I mean, there's instances de-federating from each other, weird federation sync anomalies still going on between instances, users have to create and maintain multiple user accounts on multiple instances if those instances have defederated each other, even the 'official' jerboa app for lemmy shits itself if you try and connect in to an instance that's one sub-dot version lower than what it was built for - plus it crashes on 1/3 of my android devices, some of the best lemmy apps have been removed from app stores due to non-compliance with app store terms and have to be installed manually from github. It's all still very DIY right now instead of plug-and-play....and if lemmy is to appeal to anyone other than tech nerds, it needs to become much more user friendly and much more plug-and-play.

I tried explaining it all to my wife (who is still a Reddit user) and she argues that lemmy on fediverse sounds way too complicated...and she's not wrong.

[–] andobando@lemmy.world 3 points 1 year ago (1 children)
  1. Sign up at lemmy.world.
  2. Done

No need to explain all the other crap

[–] krayj@lemmy.world 2 points 1 year ago* (last edited 1 year ago)
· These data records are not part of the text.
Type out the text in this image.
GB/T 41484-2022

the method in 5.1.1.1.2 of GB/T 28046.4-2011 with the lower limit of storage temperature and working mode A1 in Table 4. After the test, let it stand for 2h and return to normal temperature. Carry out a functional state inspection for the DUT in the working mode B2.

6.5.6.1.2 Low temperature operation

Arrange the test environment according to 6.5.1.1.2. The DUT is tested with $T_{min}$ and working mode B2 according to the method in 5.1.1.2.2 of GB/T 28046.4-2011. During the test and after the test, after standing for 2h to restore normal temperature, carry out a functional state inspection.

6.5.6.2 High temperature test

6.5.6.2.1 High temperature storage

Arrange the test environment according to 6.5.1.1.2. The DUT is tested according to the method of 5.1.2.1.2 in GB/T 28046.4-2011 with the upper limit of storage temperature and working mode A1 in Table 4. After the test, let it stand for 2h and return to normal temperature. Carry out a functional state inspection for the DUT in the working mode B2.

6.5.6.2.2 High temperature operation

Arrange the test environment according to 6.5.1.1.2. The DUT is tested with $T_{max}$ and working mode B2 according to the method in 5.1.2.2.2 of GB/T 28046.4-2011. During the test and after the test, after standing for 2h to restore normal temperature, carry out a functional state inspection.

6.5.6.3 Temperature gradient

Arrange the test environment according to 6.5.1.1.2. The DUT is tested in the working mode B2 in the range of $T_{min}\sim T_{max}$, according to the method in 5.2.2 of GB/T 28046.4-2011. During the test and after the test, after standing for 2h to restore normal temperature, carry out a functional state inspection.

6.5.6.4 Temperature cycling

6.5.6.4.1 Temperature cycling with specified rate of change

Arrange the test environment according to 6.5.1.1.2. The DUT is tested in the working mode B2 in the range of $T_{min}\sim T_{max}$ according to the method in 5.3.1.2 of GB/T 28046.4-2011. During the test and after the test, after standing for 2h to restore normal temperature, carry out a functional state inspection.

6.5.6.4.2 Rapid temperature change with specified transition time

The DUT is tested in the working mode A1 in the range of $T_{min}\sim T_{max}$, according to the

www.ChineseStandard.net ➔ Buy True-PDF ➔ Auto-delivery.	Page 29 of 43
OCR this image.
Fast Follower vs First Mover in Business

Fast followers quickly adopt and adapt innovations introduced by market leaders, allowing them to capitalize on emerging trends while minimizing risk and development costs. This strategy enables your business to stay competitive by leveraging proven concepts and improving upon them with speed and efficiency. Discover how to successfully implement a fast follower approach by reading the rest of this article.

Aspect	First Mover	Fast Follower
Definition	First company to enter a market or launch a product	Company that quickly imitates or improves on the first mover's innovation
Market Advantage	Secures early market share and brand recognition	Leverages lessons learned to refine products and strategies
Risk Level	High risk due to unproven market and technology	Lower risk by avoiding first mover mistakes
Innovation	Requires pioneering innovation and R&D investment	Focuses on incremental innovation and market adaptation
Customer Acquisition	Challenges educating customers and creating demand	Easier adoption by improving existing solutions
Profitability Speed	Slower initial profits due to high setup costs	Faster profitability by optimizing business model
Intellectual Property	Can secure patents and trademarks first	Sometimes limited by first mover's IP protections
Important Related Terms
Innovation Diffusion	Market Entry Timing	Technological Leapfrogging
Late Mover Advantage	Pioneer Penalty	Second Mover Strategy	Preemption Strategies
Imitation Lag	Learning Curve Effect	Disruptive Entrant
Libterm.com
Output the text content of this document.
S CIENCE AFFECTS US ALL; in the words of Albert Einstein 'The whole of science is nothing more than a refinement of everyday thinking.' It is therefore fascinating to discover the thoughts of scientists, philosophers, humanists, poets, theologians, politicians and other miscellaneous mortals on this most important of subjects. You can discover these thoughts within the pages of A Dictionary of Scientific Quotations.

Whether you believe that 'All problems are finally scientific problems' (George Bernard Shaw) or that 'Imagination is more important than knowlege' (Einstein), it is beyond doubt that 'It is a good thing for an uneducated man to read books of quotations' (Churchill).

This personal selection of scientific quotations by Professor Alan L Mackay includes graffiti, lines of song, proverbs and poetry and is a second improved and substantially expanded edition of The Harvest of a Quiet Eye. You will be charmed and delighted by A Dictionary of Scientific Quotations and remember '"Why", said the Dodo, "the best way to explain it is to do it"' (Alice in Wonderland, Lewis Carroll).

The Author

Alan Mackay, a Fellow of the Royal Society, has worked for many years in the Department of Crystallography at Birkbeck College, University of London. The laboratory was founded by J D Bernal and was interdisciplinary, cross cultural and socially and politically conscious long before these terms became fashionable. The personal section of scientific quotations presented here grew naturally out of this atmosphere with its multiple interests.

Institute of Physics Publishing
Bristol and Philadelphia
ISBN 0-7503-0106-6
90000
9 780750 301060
For several weeks straight, the 'official' lemmy app, Jerboa, wouldn't even connect to Lemmy.world due to the difference of a minor version number, and when beehaw.org de-federated, many of the communities I was subscribed to just ceased updating and I could no longer participate in them. This is a major problem for people who don't have a deep understanding of how federation works and is implemented. Common users shouldn't need to have deep understanding of technology to be able to use it. This is a massive hurdle that lemmy will have to overcome if it is to be adopted by more than just tech geeks.

It's not as simple as you make it out to be...I can't tell if you are just being willfully ignorant or if you like arguing from the point of a wrong/bad position just for the sake of arguing here, but it's not simple and easy yet for your common non-technical reddit user...and it has to be before it sees more adoption among that group.

So true but the game changers are on the way Boost for Lemmy, Sync, and I think one I am missing. Hundreds of thousands if not several million potential Fediverse users .

These apps asked for preregistration for their upcoming Lemmy versions and some users may be maintaining Reddit until their app is ready . Some I am sure signed up for Lemmy, KBin, etc.and were discouraged and stayed with Reddit.

I am almost certain over the the next several months the user base will increase but will it increase enough to get decent engagement levels on more of the niche communities.

That is the sizeable advantage has at the moment.